Powell's achievement, unmatched by any contemporary, and indeed unique in the English novel since Henry James, was to render social reality convincing, in a rich expressive prose, while at the same time revealing the inadequacy of any attempt to understand human nature, and the human condition, only in such terms. Adroit in his deployment of factual detail, the accumulation of which makes every page ring true to life, scenes of social, army and business life all being presented with fidelity to common experience, Powell nevertheless, by the vividness of his imaginative perception, bathes the world he has called into being in the golden light of timeless myth. At its simplest level, this is the personal myth – the view of self– which each of us forms and which, if maintained, enables us to get satisfactorily, or at least tolerably, through life. But at a more profound level all his characters are seen to be enacting certain symbiotic roles in the lives of others, and hence in the reader's imagination also.

One of the most difficult of the novelist's tasks is to make those characters whom he has called into being with a few strokes of the pen achieve a semblance of autonomous life; and it is Powell's peculiar and double triumph to have brought this off, while at the same time suggesting to us that we all take on alternative lives in the minds of others, and that indeed the whole of experience may be a dream by some Great Unknown. The Spanish philosopher Jose Ortega у Gasset asked whether "human life in its most human dimension was not a work of fiction. Is man a sort of novelist of himself?" This is the experience of Powell's characters, or rather perhaps it is the experience we have when reading of them. He contrives to make them more real than people we know – more real because they are presented with an authority we do not encounter in "real" life – while reminding us that they are only so because he has imagined them. Like Pirandello, he "pretends that the familiar parlour is not real as a photograph, but a stage containing many realities." Yet he never sacrifices common sense. His myth is always an alternative interpretation, not forced on the reader.

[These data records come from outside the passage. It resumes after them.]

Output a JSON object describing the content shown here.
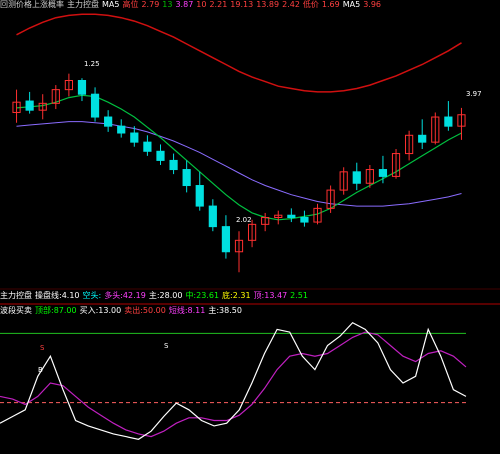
{
  "header": {
    "items": [
      {
        "text": "回测价格上涨概率",
        "color": "#cfcfcf"
      },
      {
        "text": "主力控盘",
        "color": "#cfcfcf"
      },
      {
        "text": "MA5",
        "color": "#ffffff"
      },
      {
        "text": "高位",
        "color": "#ff4040"
      },
      {
        "text": "2.79",
        "color": "#ff4040"
      },
      {
        "text": "13",
        "color": "#00c000"
      },
      {
        "text": "3.87",
        "color": "#ff40ff"
      },
      {
        "text": "10",
        "color": "#ff4040"
      },
      {
        "text": "2.21",
        "color": "#ff4040"
      },
      {
        "text": "19.13",
        "color": "#ff4040"
      },
      {
        "text": "13.89",
        "color": "#ff4040"
      },
      {
        "text": "2.42",
        "color": "#ff4040"
      },
      {
        "text": "低价",
        "color": "#ff4040"
      },
      {
        "text": "1.69",
        "color": "#ff4040"
      },
      {
        "text": "MA5",
        "color": "#ffffff"
      },
      {
        "text": "3.96",
        "color": "#ff4040"
      }
    ]
  },
  "indicator_bar": {
    "items": [
      {
        "text": "主力控盘",
        "color": "#ffffff"
      },
      {
        "text": "操盘线:4.10",
        "color": "#ffffff"
      },
      {
        "text": "空头:",
        "color": "#00ffff"
      },
      {
        "text": "多头:42.19",
        "color": "#ff40ff"
      },
      {
        "text": "主:28.00",
        "color": "#ffffff"
      },
      {
        "text": "中:23.61",
        "color": "#00ff00"
      },
      {
        "text": "底:2.31",
        "color": "#ffff00"
      },
      {
        "text": "顶:13.47",
        "color": "#ff40ff"
      },
      {
        "text": "2.51",
        "color": "#00ff00"
      }
    ]
  },
  "oscillator_bar": {
    "items": [
      {
        "text": "波段买卖",
        "color": "#ffffff"
      },
      {
        "text": "顶部:87.00",
        "color": "#00ff00"
      },
      {
        "text": "买入:13.00",
        "color": "#ffffff"
      },
      {
        "text": "卖出:50.00",
        "color": "#ff4040"
      },
      {
        "text": "短线:8.11",
        "color": "#ff40ff"
      },
      {
        "text": "主:38.50",
        "color": "#ffffff"
      }
    ]
  },
  "price_labels": {
    "high": "3.97",
    "low": "2.02",
    "y_max_label": "1.25"
  },
  "osc_labels": {
    "left_top": "S",
    "left_mid": "B",
    "right_top": "S"
  },
  "chart_data": [
    {
      "type": "candlestick",
      "candles": [
        {
          "o": 3.42,
          "h": 3.62,
          "l": 3.33,
          "c": 3.51
        },
        {
          "o": 3.52,
          "h": 3.6,
          "l": 3.41,
          "c": 3.44
        },
        {
          "o": 3.44,
          "h": 3.58,
          "l": 3.36,
          "c": 3.5
        },
        {
          "o": 3.5,
          "h": 3.66,
          "l": 3.45,
          "c": 3.62
        },
        {
          "o": 3.62,
          "h": 3.76,
          "l": 3.56,
          "c": 3.7
        },
        {
          "o": 3.7,
          "h": 3.72,
          "l": 3.52,
          "c": 3.58
        },
        {
          "o": 3.58,
          "h": 3.64,
          "l": 3.34,
          "c": 3.38
        },
        {
          "o": 3.38,
          "h": 3.44,
          "l": 3.25,
          "c": 3.3
        },
        {
          "o": 3.3,
          "h": 3.36,
          "l": 3.2,
          "c": 3.24
        },
        {
          "o": 3.24,
          "h": 3.3,
          "l": 3.12,
          "c": 3.16
        },
        {
          "o": 3.16,
          "h": 3.22,
          "l": 3.04,
          "c": 3.08
        },
        {
          "o": 3.08,
          "h": 3.14,
          "l": 2.96,
          "c": 3.0
        },
        {
          "o": 3.0,
          "h": 3.06,
          "l": 2.88,
          "c": 2.92
        },
        {
          "o": 2.92,
          "h": 3.0,
          "l": 2.72,
          "c": 2.78
        },
        {
          "o": 2.78,
          "h": 2.9,
          "l": 2.56,
          "c": 2.6
        },
        {
          "o": 2.6,
          "h": 2.66,
          "l": 2.38,
          "c": 2.42
        },
        {
          "o": 2.42,
          "h": 2.52,
          "l": 2.14,
          "c": 2.2
        },
        {
          "o": 2.2,
          "h": 2.38,
          "l": 2.02,
          "c": 2.3
        },
        {
          "o": 2.3,
          "h": 2.48,
          "l": 2.24,
          "c": 2.44
        },
        {
          "o": 2.44,
          "h": 2.54,
          "l": 2.38,
          "c": 2.5
        },
        {
          "o": 2.5,
          "h": 2.56,
          "l": 2.44,
          "c": 2.52
        },
        {
          "o": 2.52,
          "h": 2.58,
          "l": 2.46,
          "c": 2.5
        },
        {
          "o": 2.5,
          "h": 2.56,
          "l": 2.42,
          "c": 2.46
        },
        {
          "o": 2.46,
          "h": 2.62,
          "l": 2.44,
          "c": 2.58
        },
        {
          "o": 2.58,
          "h": 2.78,
          "l": 2.54,
          "c": 2.74
        },
        {
          "o": 2.74,
          "h": 2.94,
          "l": 2.7,
          "c": 2.9
        },
        {
          "o": 2.9,
          "h": 2.98,
          "l": 2.74,
          "c": 2.8
        },
        {
          "o": 2.8,
          "h": 2.96,
          "l": 2.76,
          "c": 2.92
        },
        {
          "o": 2.92,
          "h": 3.04,
          "l": 2.8,
          "c": 2.86
        },
        {
          "o": 2.86,
          "h": 3.1,
          "l": 2.84,
          "c": 3.06
        },
        {
          "o": 3.06,
          "h": 3.26,
          "l": 3.0,
          "c": 3.22
        },
        {
          "o": 3.22,
          "h": 3.36,
          "l": 3.1,
          "c": 3.16
        },
        {
          "o": 3.16,
          "h": 3.42,
          "l": 3.14,
          "c": 3.38
        },
        {
          "o": 3.38,
          "h": 3.52,
          "l": 3.26,
          "c": 3.3
        },
        {
          "o": 3.3,
          "h": 3.46,
          "l": 3.18,
          "c": 3.4
        }
      ],
      "ylim": [
        1.9,
        4.3
      ],
      "ma_short": [
        3.46,
        3.47,
        3.48,
        3.51,
        3.55,
        3.57,
        3.56,
        3.51,
        3.45,
        3.38,
        3.29,
        3.2,
        3.1,
        3.0,
        2.9,
        2.8,
        2.7,
        2.61,
        2.54,
        2.5,
        2.48,
        2.49,
        2.51,
        2.53,
        2.58,
        2.65,
        2.72,
        2.78,
        2.84,
        2.9,
        2.97,
        3.04,
        3.11,
        3.18,
        3.24
      ],
      "ma_long": [
        3.3,
        3.31,
        3.32,
        3.33,
        3.34,
        3.34,
        3.33,
        3.32,
        3.3,
        3.28,
        3.25,
        3.21,
        3.17,
        3.12,
        3.07,
        3.01,
        2.95,
        2.89,
        2.83,
        2.78,
        2.74,
        2.7,
        2.67,
        2.64,
        2.62,
        2.61,
        2.6,
        2.6,
        2.6,
        2.61,
        2.62,
        2.64,
        2.66,
        2.68,
        2.71
      ],
      "ma_trend": [
        4.1,
        4.16,
        4.21,
        4.25,
        4.27,
        4.28,
        4.28,
        4.27,
        4.25,
        4.22,
        4.18,
        4.13,
        4.08,
        4.02,
        3.96,
        3.9,
        3.84,
        3.78,
        3.73,
        3.69,
        3.65,
        3.63,
        3.61,
        3.6,
        3.6,
        3.61,
        3.63,
        3.66,
        3.7,
        3.74,
        3.79,
        3.84,
        3.9,
        3.96,
        4.03
      ]
    },
    {
      "type": "line",
      "ylim": [
        0,
        100
      ],
      "white": [
        20,
        25,
        30,
        55,
        70,
        45,
        22,
        18,
        15,
        12,
        10,
        8,
        14,
        25,
        35,
        30,
        22,
        18,
        20,
        30,
        50,
        72,
        90,
        88,
        70,
        60,
        78,
        85,
        95,
        90,
        80,
        60,
        50,
        55,
        90,
        70,
        45,
        40
      ],
      "magenta": [
        40,
        38,
        34,
        40,
        50,
        48,
        40,
        32,
        26,
        20,
        15,
        12,
        10,
        14,
        20,
        24,
        24,
        22,
        22,
        26,
        34,
        46,
        60,
        70,
        72,
        70,
        72,
        78,
        84,
        88,
        86,
        78,
        70,
        66,
        72,
        74,
        70,
        62
      ],
      "ref_top": 87,
      "ref_mid": 13
    }
  ]
}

Powell has tackled, more effectively than any other writer of our time, the essential problem of the novelist: how to achieve a balance between what he sees out of the window and what goes on in his head. Only those who strike such a balance can convince us that their view of life is both valid and interesting.

He has another attribute, the possession or lack of which is one useful test of a writer's quality: the unmistakable personal voice. The writer who lacks this may have many virtues, but is likely to be forgotten because a common voice suggests common observation.